— Association de quartier —

Portrait Madame Fernande

Bonjour Fernande, vous avez fêté vos 92 ans, où êtes-vous née ? Je suis née le 4 mai 1928 à Fronton, mes parents étaient paysans, on travaillait la terre et ma sœur était placée en ville, j’allais la voir et je trouvais que c’était agréable. Autour de mes 20 ans, une dame qui avait un bébé m’a proposé de garder son enfant à Toulouse, pensez-vous, j’y suis allée. Je la promenais au Jardin des Plantes, elle ne me payait pas beaucoup, mais j’étais nourrie et je me promenais, j’ai trouvé que c’était moins dur qu’à la campagne.

Vous habitiez où en arrivant à Toulouse ? Je suis arrivée dans le quartier St Aubin, j’habitais place Dupuy, j’ai trouvé un logement, une petite chambre, grâce à Madame Ressac qui tenait la parfumerie Marques.

Que faisiez-vous en dehors  de votre métier ?J’adorais danser, le soir je faisais la vaisselle, je me lavais la tête, puis je partais, les cheveux encore mouillés avec une amie, il y avait la « Plantation » sur le Boulevard mais je n’y allais pas, il fallait une belle tenue.
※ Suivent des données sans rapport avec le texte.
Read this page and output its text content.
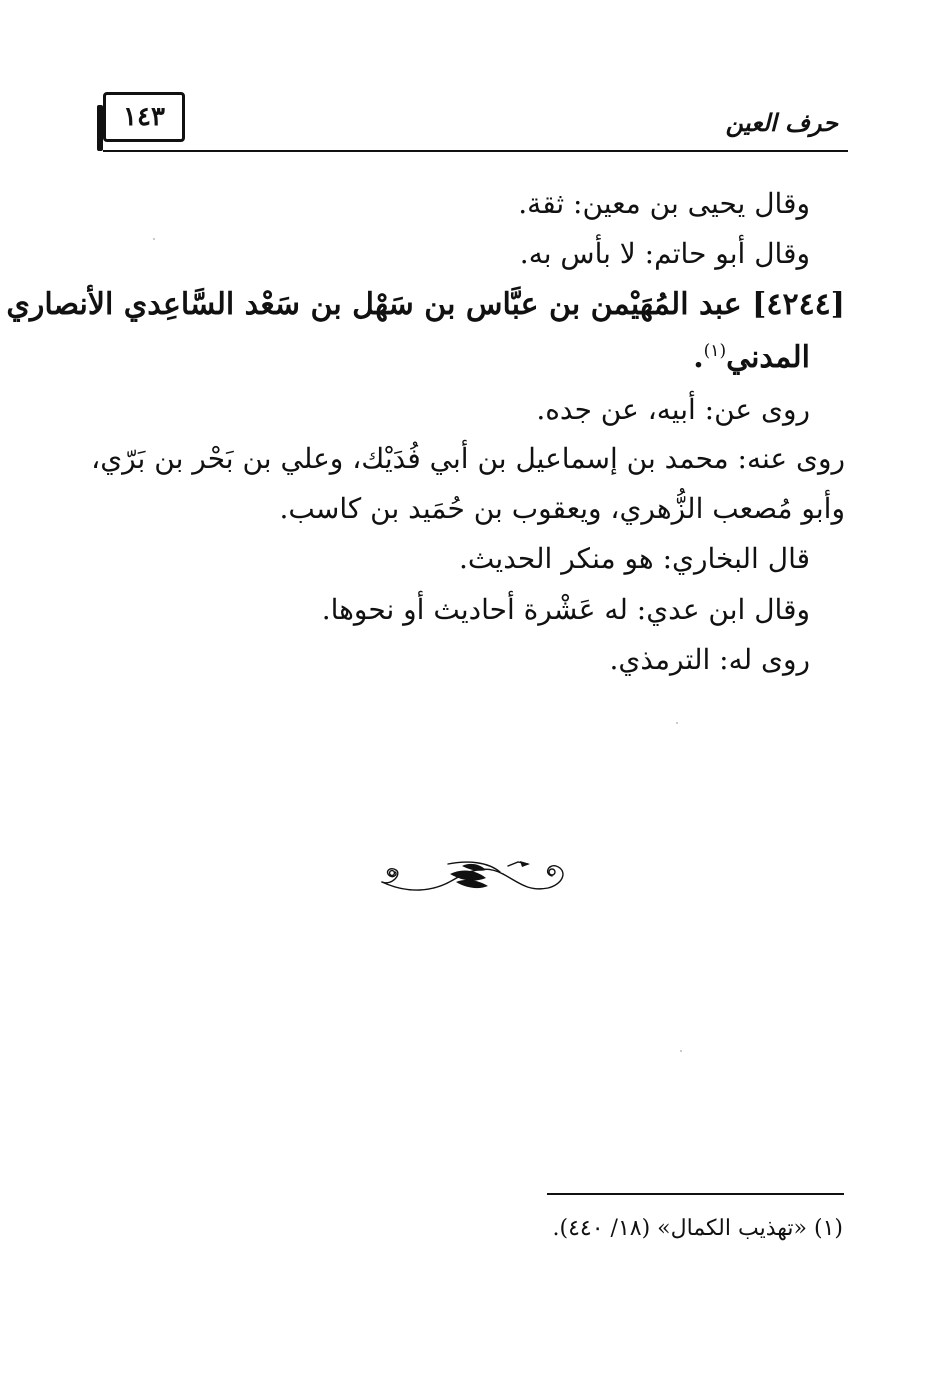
١٤٣	حرف العين
وقال يحيى بن معين: ثقة.
وقال أبو حاتم: لا بأس به.
[٤٢٤٤] عبد المُهَيْمن بن عبَّاس بن سَهْل بن سَعْد السَّاعِدي الأنصاري
المدني$^{(١)}$.
روى عن: أبيه، عن جده.
روى عنه: محمد بن إسماعيل بن أبي فُدَيْك، وعلي بن بَحْر بن بَرّي،
وأبو مُصعب الزُّهري، ويعقوب بن حُمَيد بن كاسب.
قال البخاري: هو منكر الحديث.
وقال ابن عدي: له عَشْرة أحاديث أو نحوها.
روى له: الترمذي.
(١) «تهذيب الكمال» (١٨/ ٤٤٠).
Nous allions danser à la caserne Pérignon en haut de la Côte Pavée, je rigolais tout le temps, j’étais coquine à l’époque, c’était la samba, le tango. On rentrait à une heure du matin le long du canal, c’était tranquille, aujourd’hui on me ficherait dans le canal. Et à 7 heures je devais être debout pour reprendre le travail. Quand j’habitais place Dupuy, il se passait beaucoup de choses à la Halle aux Grains, j’y allais quelquefois. On allait aussi au bar les américains, ils sortaient une estrade dehors et j’écoutais Paulette Pastor, il y avait beaucoup d’artistes qu’on écoutait le soir, il y avait foule.

Qu’avez-vous fait après la garde d’enfant ? Je faisais des ménages, puis on m’a embauchée à la cuisine du lycée St Sernin, je travaillais beaucoup, en horaires décalés, même le dimanche, car il y avait les pensionnaires. Puis en 1956, j’ai habité au 8 place Damloup avec mon mari et ma fille dans un petit appartement, il n’y avait qu’une pièce, une grande chambre. Il y avait 3 étages et au-dessus de nous habitait Monsieur Arabel, un espagnol, qui travaillait la nuit, c’était fatigant, mais il était gentil, il nous avait fabriqué une table. Il y avait Monsieur Audinot qui travaillait dans l’aviation, la grand-mère gardait notre fille. Il y avait une boîte de nuit sur la place, c’était bruyant, c’était une boîte de nuit chaude, ils fumaient, ils buvaient, ils se tiraient dessus même la nuit. Sur la place il y avait aussi une petite épicerie, Monsieur Chausson, en face il y avait un pâtissier, il se perdait les oies (il se trompait) souvent en rendant la monnaie mais, vous savez, j’étais pauvre mais j’étais honnête, je lui disais. Il y avait aussi un bar place Bachelier mais c’était des Arabes, on se mélangeait pas trop à l’époque.

Vous y êtes restée longtemps ? Je suis partie de St Aubin au milieu des années 60 et de Toulouse en 1976, nous avons construit une maison avec mon mari à Merville. J’ai continué à travailler à St Sernin, mais nous n’avions qu’une voiture pour deux et je n’avais pas le permis, j’en avais assez d’arriver en retard, mais mon mari ne voulait pas qu’on ait deux voitures. Mais je suis têtue, alors j’ai passé le permis en cachette, quand je l’ai eu mon mari n’y croyait pas, il ne voulait toujours pas acheter de voiture, je lui ai dit : «Réfléchis, je travaille, toi aussi donc je m’en vais si je n’ai pas de voiture». Huit jours après, il est arrivé avec une voiture d’occasion. J’ai fini cheffe de cuisine au lycée St Sernin et j’ai beaucoup regretté de partir en 1984, c’était la fin de ma vie à Toulouse.